A conversation with Rocio Juscamayta about the evolving role of young change agents at LALA

“The only factor that determines the success of a society is the percentage of change agents within it.”

She loves the word extra, and no, not the personality type. She loves “extra” as that which turns something ordinary into extraordinary. She is Rocio Juscamayta, 51, a self-proclaimed independent and early bird (sometimes…), and who, as a lawyer, entrepreneur, and mother of two, has seen the great potential that young people in Latin America have when they are embraced by a loving community that teaches them to become authentic and extraordinary agents of change. For her, it is incredible to see the immensity of valuable information that young people now have, as they can find everything from TikTok to Instagram posts to Reddit accounts. That’s why, despite the typical overstatements towards us “mini people,” she says that young people need to stand up for the change they need to make. In 2022, no one will likely be able to do it like they can.

Since she was a child, Rocío grew up in a Peruvian family with a strong character and heart. She proudly demonstrates this by recounting the moment when her mother emigrated from the province of Peru to the capital. Likewise, the courage in their hearts when they had to work from the age of 10 to cover the family’s expenses. And she was encouraged when the goodbyes came faster than expected, but she had to accept it to see her family have a better future. 

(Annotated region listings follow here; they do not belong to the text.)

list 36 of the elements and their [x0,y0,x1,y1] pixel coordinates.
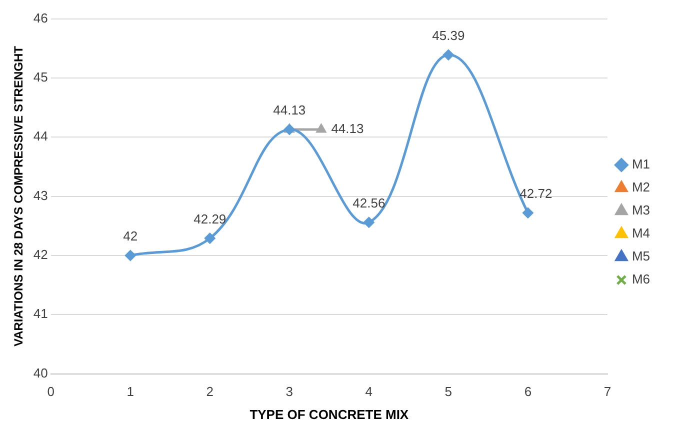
legend-label: M2 [632,180,650,195]
legend-label: M6 [632,272,650,287]
data-label: 42.29 [194,211,226,226]
point [125,250,136,261]
y-tick-label: 42 [33,247,48,262]
x-tick-label: 0 [47,384,54,400]
x-tick-label: 3 [286,384,294,400]
x-tick-label: 6 [524,384,532,400]
y-axis-title: VARIATIONS IN 28 DAYS COMPRESSIVE STRENGHT [12,45,26,347]
x-tick-label: 2 [206,384,214,400]
data-label: 42.72 [520,186,552,201]
x-tick-label: 5 [444,384,452,400]
x-tick-label: 7 [604,384,612,400]
legend-label: M3 [632,202,650,218]
data-label: 44.13 [273,102,306,118]
legend-label: M5 [632,248,650,264]
data-label: 44.13 [331,121,364,136]
x-tick-label: 4 [365,384,373,400]
data-label: 45.39 [432,28,465,43]
point [316,124,326,133]
y-tick-label: 43 [33,188,48,203]
y-tick-label: 40 [33,365,48,380]
point [443,50,454,60]
x-tick-label: 1 [126,384,134,400]
data-label: 42.56 [352,195,386,210]
point [204,233,216,244]
point [364,217,374,228]
legend-label: M1 [632,156,650,172]
y-tick-label: 45 [33,70,48,85]
y-tick-label: 46 [33,10,48,26]
data-label: 42 [123,228,138,244]
legend-label: M4 [632,226,650,241]
y-tick-label: 44 [33,128,48,144]
y-tick-label: 41 [33,306,48,322]
point [522,208,534,218]
x-axis-title: TYPE OF CONCRETE MIX [250,406,409,422]
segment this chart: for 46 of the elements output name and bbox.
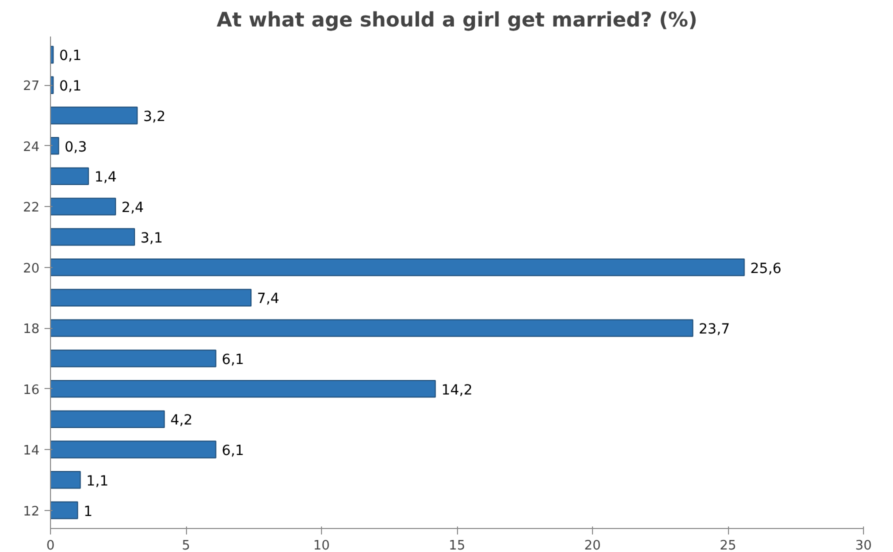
x-tick-label: 5 — [182, 538, 190, 552]
x-tick-label: 30 — [855, 538, 872, 552]
data-label: 3,1 — [140, 230, 163, 246]
bar — [50, 106, 138, 124]
x-tick-label: 20 — [584, 538, 601, 552]
y-tick-label: 12 — [22, 504, 40, 520]
x-tick-label: 0 — [46, 538, 55, 552]
x-tick-label: 25 — [720, 538, 736, 552]
x-tick-label: 10 — [313, 538, 330, 552]
data-label: 7,4 — [257, 291, 280, 308]
bar — [50, 380, 436, 398]
data-label: 0,1 — [59, 48, 82, 64]
y-tick-label: 16 — [22, 382, 40, 398]
y-tick-label: 14 — [22, 444, 40, 459]
data-label: 14,2 — [441, 382, 472, 398]
bar — [50, 410, 165, 428]
y-tick-label: 20 — [22, 261, 40, 276]
data-label: 23,7 — [698, 322, 730, 338]
data-label: 3,2 — [143, 108, 166, 125]
bar — [50, 319, 694, 337]
data-label: 0,1 — [59, 78, 82, 95]
data-label: 2,4 — [122, 200, 144, 216]
data-label: 6,1 — [222, 443, 244, 460]
x-tick-label: 15 — [448, 538, 466, 552]
bar — [50, 471, 81, 489]
y-tick-label: 27 — [22, 79, 40, 94]
data-label: 25,6 — [750, 260, 782, 277]
y-tick-label: 24 — [22, 140, 40, 155]
chart-title: At what age should a girl get married? (%) — [216, 8, 698, 32]
data-label: 0,3 — [64, 139, 87, 156]
bar — [50, 440, 216, 458]
y-tick-label: 22 — [22, 200, 40, 216]
bar — [50, 167, 89, 186]
data-label: 1,1 — [86, 473, 109, 490]
bar — [50, 136, 60, 155]
bar — [50, 198, 116, 216]
data-label: 6,1 — [222, 352, 244, 368]
data-label: 4,2 — [170, 412, 193, 429]
y-tick-label: 18 — [22, 322, 40, 338]
bar — [50, 258, 745, 276]
data-label: 1 — [84, 504, 93, 520]
bar — [50, 288, 252, 307]
data-label: 1,4 — [94, 170, 117, 186]
bar — [50, 228, 136, 246]
bar — [50, 501, 78, 520]
bar — [50, 350, 216, 368]
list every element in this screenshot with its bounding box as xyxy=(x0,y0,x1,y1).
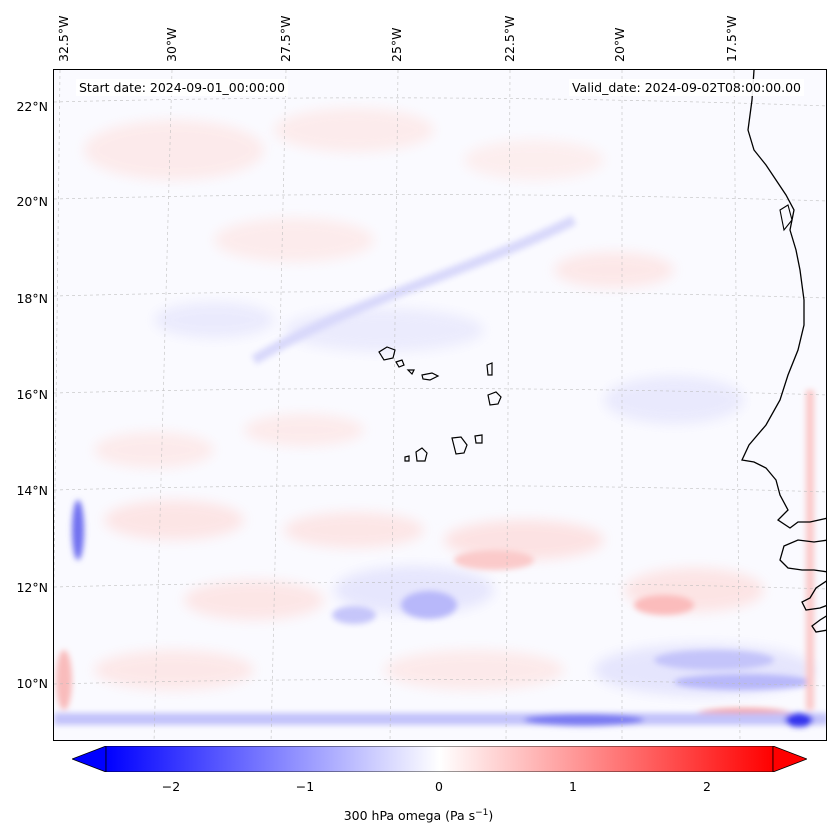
colorbar xyxy=(72,746,807,772)
lat-label-14n: 14°N xyxy=(16,483,48,498)
lat-label-20n: 20°N xyxy=(16,194,48,209)
colorbar-tick-minus2: −2 xyxy=(161,779,181,794)
map-gridlines xyxy=(54,70,826,740)
omega-field xyxy=(54,70,826,740)
lon-label-27-5w: 27.5°W xyxy=(278,15,293,62)
lon-label-20w: 20°W xyxy=(612,27,627,62)
colorbar-tick-0: 0 xyxy=(435,779,443,794)
colorbar-tick-2: 2 xyxy=(703,779,711,794)
map-panel: Start date: 2024-09-01_00:00:00 Valid_da… xyxy=(53,69,827,741)
colorbar-extend-max xyxy=(772,746,807,772)
africa-coastline xyxy=(741,70,826,633)
lat-label-12n: 12°N xyxy=(16,580,48,595)
colorbar-gradient xyxy=(105,746,774,772)
colorbar-tick-1: 1 xyxy=(569,779,577,794)
lat-label-18n: 18°N xyxy=(16,291,48,306)
lon-label-32-5w: 32.5°W xyxy=(56,15,71,62)
lat-label-22n: 22°N xyxy=(16,99,48,114)
lon-label-17-5w: 17.5°W xyxy=(724,15,739,62)
lat-label-10n: 10°N xyxy=(16,676,48,691)
coastline-detail xyxy=(779,204,793,232)
colorbar-extend-min xyxy=(72,746,107,772)
colorbar-label: 300 hPa omega (Pa s−1) xyxy=(343,808,494,824)
cape-verde-islands xyxy=(378,346,502,462)
lat-label-16n: 16°N xyxy=(16,387,48,402)
valid-date-label: Valid_date: 2024-09-02T08:00:00.00 xyxy=(568,79,804,96)
colorbar-tick-minus1: −1 xyxy=(295,779,315,794)
lon-label-22-5w: 22.5°W xyxy=(502,15,517,62)
start-date-label: Start date: 2024-09-01_00:00:00 xyxy=(76,79,288,96)
lon-label-30w: 30°W xyxy=(164,27,179,62)
lon-label-25w: 25°W xyxy=(389,27,404,62)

As the successful lawyer and real estate agent she has become, Rocio is now also looking for a new place to expand her future impact project: the metaverse. “I desire to establish a company or organization within the metaverse that will allow me to advocate for my clients, create digital contracts, and govern harmonious coexistence in this new virtual world. Also, I would like to learn from the kids of this new generation, who bring a new vision on how to act and combine the legal and technological sector,” the 51-year-old eloquently explains.

If we’re talking about contribution, this is nothing like what commonly happens at LALA. Her first exposure to the organization began when her daughter attended a LALA camp! Her daughter, a LALíder from VLB6 camp, taught her everything she had learned and experienced after what she describes as “the best two weeks and the highlight of her year,” and Rocio was fascinated. She states, “The lessons that LALA taught my daughter are lessons she also instilled in me. They were so valuable that we started to question our role in society, and now we want to make together a youth project that will leave a mark on her”.

The LALA community is infinitely grateful for Rocío’s contribution to the impact of our organization and the mark she will leave on LALA. We wish Rocío the best of luck on this extraordinary journey and hope she continues to build a more equal and just world. Thank you, Rocío! Much success and all the best to you always.